Inspired by the Blue Zones: Okinawa, Japan
This dish takes inspiration from Okinawa, one of the famed Blue Zones—regions in the world where people live significantly longer and healthier lives. While watermelon isn’t native to Okinawa, the philosophy behind this recipe is: seasonal ingredients, umami inspired balance, colorful presentation, and eating in community.
Japanese diets, especially in Okinawa, are rich in vegetables, sea plants, fermented foods, and small portions that honor the body’s needs without excess. This bowl echoes that rhythm, inviting you to slow down, savor, and celebrate simple abundance.
The Vegan Watermelon Sashimi Bowl Recipe
Ingredients
For the Watermelon Sashimi Marinade:
1 tbsp white sesame seeds
½–1 tsp red chili flakes
½ tbsp minced fresh ginger
½ lime, juiced
1 scallion, minced
1 tsp rice vinegar
3 tbsp soy sauce (or tamari/shoyu)
½ tbsp toasted sesame oil
½ tbsp maple syrup
Optional: 1–2 tsp Bragg’s Sea Kelp Delight Seasoning
2 cups diced, seedless watermelon
For the Sushi Rice:
1 cup sushi rice (or other rice of choice)
1.2 cups water
2.5 tbsp rice vinegar
½ tbsp sugar
½ tbsp salt
For the Bowl Toppings:
1–2 carrots, ribboned or thinly sliced
½ large cucumber, diced
1 ripe avocado, sliced
½ cup edamame pods (boiled and shelled if preferred)
Spicy Mayo:
½ cup vegan mayo
3 tbsp sriracha (adjust to taste)
Garnish:
Pickled ginger
Black and white sesame seeds
Fresh cilantro
Wasabi (optional)
Method
1. Marinate the Watermelon
Whisk all marinade ingredients except the watermelon in a bowl. Gently fold in diced watermelon until evenly coated. Marinate for at least 1 hour and up to 6 hours. Avoid marinating overnight—watermelon gets too soft.
2. Cook the Sushi Rice
Rinse rice in a bowl, swirling and straining 2–3 times until water runs clear. Combine rice, water, vinegar, sugar, and salt in a pot. Bring to a boil, then reduce heat, cover, and simmer until fluffy and fully cooked. Let it rest covered for 10 minutes before fluffing.
3. Make the Spicy Mayo
Whisk together vegan mayo and sriracha until creamy and smooth.
4. Assemble Your Bowl
There’s no wrong way here—just what feels good to your hands and your eyes. My favorite way to assemble is:
⅓ sushi rice
⅓ marinated watermelon sashimi
⅓ colorful veggies + edamame
Drizzle leftover marinade
Dollop spicy mayo
Sprinkle garnishes
Kitchen Notes & Tips
This recipe is soy-free adaptable—swap tamari for coconut aminos and use a soy-free mayo.

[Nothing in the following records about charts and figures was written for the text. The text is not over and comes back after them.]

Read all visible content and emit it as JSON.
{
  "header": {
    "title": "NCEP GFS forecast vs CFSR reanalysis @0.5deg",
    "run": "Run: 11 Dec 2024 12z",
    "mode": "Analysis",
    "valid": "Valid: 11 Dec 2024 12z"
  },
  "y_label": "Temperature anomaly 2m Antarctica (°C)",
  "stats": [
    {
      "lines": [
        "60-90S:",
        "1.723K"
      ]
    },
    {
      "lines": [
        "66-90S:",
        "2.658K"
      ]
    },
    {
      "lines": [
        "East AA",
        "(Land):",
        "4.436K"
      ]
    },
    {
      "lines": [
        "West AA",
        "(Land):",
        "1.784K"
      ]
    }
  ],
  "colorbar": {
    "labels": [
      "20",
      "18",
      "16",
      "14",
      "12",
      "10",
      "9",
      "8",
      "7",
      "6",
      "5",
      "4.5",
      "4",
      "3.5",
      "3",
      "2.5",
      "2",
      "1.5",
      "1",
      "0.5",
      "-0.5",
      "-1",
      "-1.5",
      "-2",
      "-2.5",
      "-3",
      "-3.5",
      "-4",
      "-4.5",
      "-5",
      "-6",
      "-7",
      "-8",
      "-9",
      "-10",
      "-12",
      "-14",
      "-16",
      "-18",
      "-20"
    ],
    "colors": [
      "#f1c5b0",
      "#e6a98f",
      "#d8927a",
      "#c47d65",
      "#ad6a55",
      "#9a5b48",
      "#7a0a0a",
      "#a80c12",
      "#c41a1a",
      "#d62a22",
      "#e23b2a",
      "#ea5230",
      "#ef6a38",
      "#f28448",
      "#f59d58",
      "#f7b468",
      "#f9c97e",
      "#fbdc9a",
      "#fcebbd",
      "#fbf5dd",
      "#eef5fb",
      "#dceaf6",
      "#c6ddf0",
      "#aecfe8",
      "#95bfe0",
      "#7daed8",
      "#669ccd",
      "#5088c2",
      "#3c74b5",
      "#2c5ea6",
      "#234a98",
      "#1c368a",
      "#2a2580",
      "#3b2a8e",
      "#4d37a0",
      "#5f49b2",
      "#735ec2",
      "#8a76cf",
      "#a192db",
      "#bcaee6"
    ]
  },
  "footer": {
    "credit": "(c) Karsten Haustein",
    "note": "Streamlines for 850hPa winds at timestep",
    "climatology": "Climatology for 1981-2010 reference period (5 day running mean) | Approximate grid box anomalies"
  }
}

Don’t skip the marinade drizzle—it pulls the whole bowl together with a salty-sour-sweet balance.
Make it a full Blue Zone-inspired meal by pairing it with iced matcha tea or a side of fermented pickles.
Why You'll Love This Vegan Sashimi Bowl
Hydrating + cooling: Watermelon is over 90% water and full of electrolytes.
Gut-friendly: Fermented vinegar and sesame oil support digestion.
Protein-packed: Thanks to edamame and mayo.
Visually stunning: Because food that’s beautiful feels like self-care.
Seasonal & Blue Zone-Inspired Swaps
While the original Watermelon Sashimi Bowl recipe is playful and refreshing, you can easily adapt it to align more closely with Blue Zone principles—especially those found in Okinawa, Japan, one of the world’s longest-living regions.
In Okinawa, meals are simple, colorful, plant-based, and made with seasonal, local produce. Here are a few ways you can tweak this recipe to reflect that nourishing simplicity:
Grain Alternatives
Swap sushi rice for short-grain brown rice, millet, or even barley to increase fiber and align with whole grain traditions common in Blue Zone diets.
Vegetable Swaps
Replace avocado with lightly steamed kabocha squash, pickled daikon, or shaved zucchini—all vegetables more commonly used in Japanese cooking and abundant in summer.
Use ribboned radishes or blanched green beans in place of or alongside carrots for more seasonal variation.
Sauce Alternatives
Instead of the spicy mayo, try a creamy tahini-miso drizzle made with tahini, white miso, lime juice, and warm water. This version adds gut-friendly fermentation and aligns with the lighter fat profile of Blue Zone eating.
Creamy Miso-Lime Tahini Sauce (instead of spicy mayo):
2 tbsp tahini
1 tsp white miso
Juice of ½ lime
1 tbsp warm water (to thin)
Optional: ½ tsp grated ginger or a dash of tamari
Sea-Inspired Flavor
Add a sprinkle of dulse flakes or chopped nori to deepen the sea flavor without relying on processed seasonings.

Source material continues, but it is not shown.